Deadline

My story ended where so many stories have ended over the course of the last two decades: with a man—in this case, my adoptive brother and best friend, Shaun—holding a gun to the base of my skull as the virus in my blood caused my body to betray me, transforming me from a living, thinking human being into something better suited for a horror movie. I remember the feeling of the hypodermic needle biting into my arm, and the cold, absolute dread as I watched the lights on the blood test unit as they went red, one after the other. I remember the look on Shaun’s face when he realized that this was it, this was really happening, and there wasn’t going to be any clever third-act solution that got me out of the van alive.

 

I remember the gun pressing against my skin. It was cool, and it was soothing, because it meant that Shaun was going to do his duty. No one was going to get hurt—no one who hadn’t been hurt already. This was something we’d never planned for. I always knew that one day he’d push his luck too far, and I’d lose him. Neither of us ever dreamed that he’d be the one losing I wanted to tell him it would be okay. I wanted to lie to him. I couldn’t. There wasn’t time.

 

I remember starting to write.
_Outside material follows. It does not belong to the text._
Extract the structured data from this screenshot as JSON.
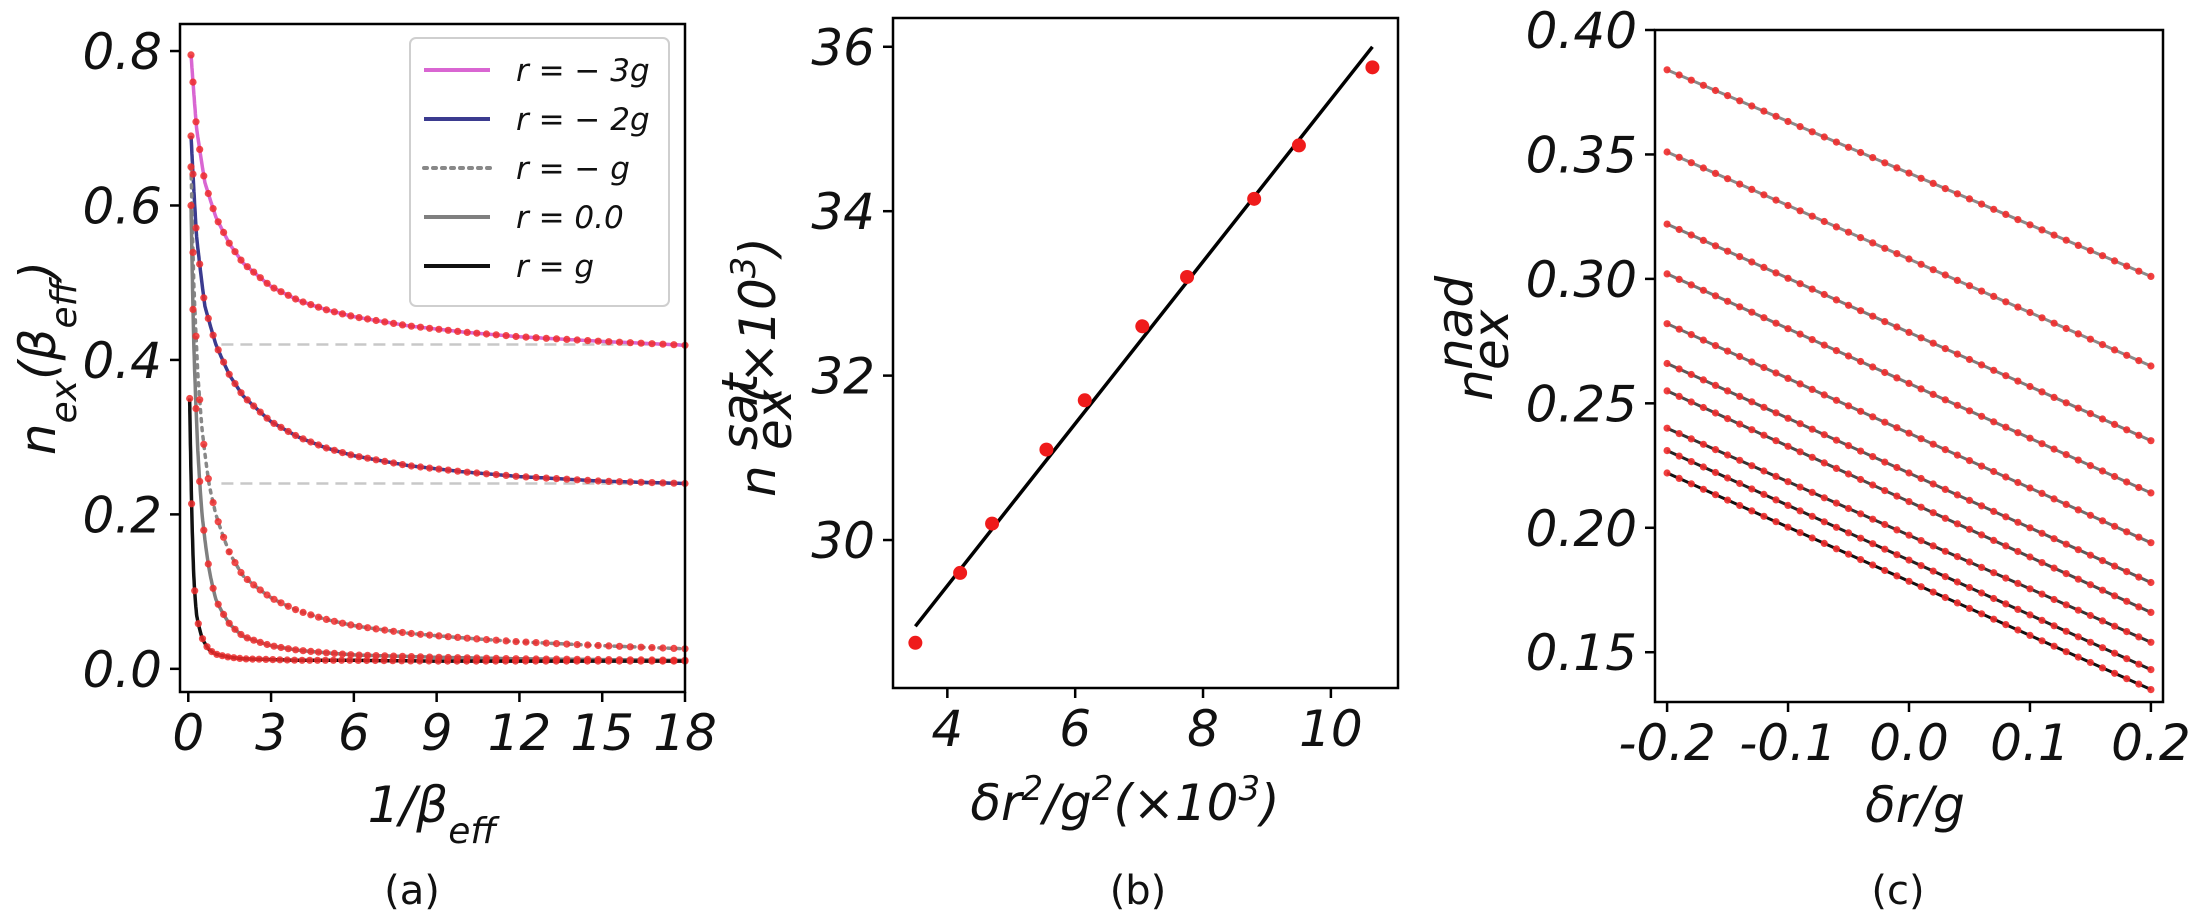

I remember thinking that this was it; this was my last chance to say anything I wanted to say to the world. This was the thing I was going to be judged on, now and forever.

 

I remember feeling my mind start to go. I remember the fear.

 

I remember the sound of Shaun pulling the trigger.

 

By all rights, I shouldn’t remember anything after that because that’s where my story ended. Curtain down, save file, that’s a wrap. Once the bullet hits the spinal cord, you’re out, you’re done, you don’t have to worry about this shit anymore. You definitely shouldn’t find yourself waking up in a room that looks suspiciously like a CDC holding facility, with no one to talk to but some unidentified voice on the other side of a one-way mirror. So what the hell did I do to get so lucky?

 

The room was practically barren, containing nothing but a bed with white blankets and a rounded white bedside table—bolted to the floor, of course. Wouldn’t do to have the mysteriously resurrected dead journalist throwing things at the mirror that took up most of one wall. The only wall with a door, naturally. It was locked. I’d tried the knob, and then I’d searched the walls around it for a blood test unit, in the vain hope that checking out clean would make the locks let go and release me. There weren’t any. That was chilling all by itself. I grew up in a post-Rising world, one where blood tests and the threat of infection are a part of daily life. I’m sure I’d been in sealed rooms without testing units before. I had to have been. I just couldn’t remember any.

 

There was something else the room was lacking: clocks, or windows, or anything else that might let me know how much time had passed since I woke up, much less how much time had passed before I woke up. There was a voice from the speaker above the mirror when I first woke up, an unfamiliar voice that asked my name and what the last thing I remembered was. I’d answered him—“My name is Georgia Mason. What the fuck is going on here?”—and then he went away, cutting off communication without answering my question. That might have been ten minutes ago. It might have been ten hours ago. The lights overhead glared steady and white, not so much as flickering as the seconds went slipping past.

 

That was another thing. The light was hard and white, the sort of industrial fluorescent lighting that’s been popular in medical facilities since long before the Rising. It should have been burning my eyes like acid by now. I was diagnosed with retinal Kellis-Amberlee when I was a kid, meaning that the same disease that causes the dead to rise had taken up permanent residence in my eyeballs. It gave me excellent low-light vision, and a tendency to get migraines if I so much as tried to watch normal television without my sunglasses on.

 

Well, I wasn’t wearing sunglasses, and it wasn’t like I could dim the lights in a room with no light switches or computer controls. Even if it had been only ten minutes since I woke, that was long enough for me to risk permanently damaging my eyesight, if not destroying it entirely. But my eyes didn’t even itch. All I felt was thirsty, and a vague, gnawing hunger in the pit of my stomach, like lunch might be a good idea sometime soon. There was no headache. I honestly couldn’t decide wheter or not that was a good sign.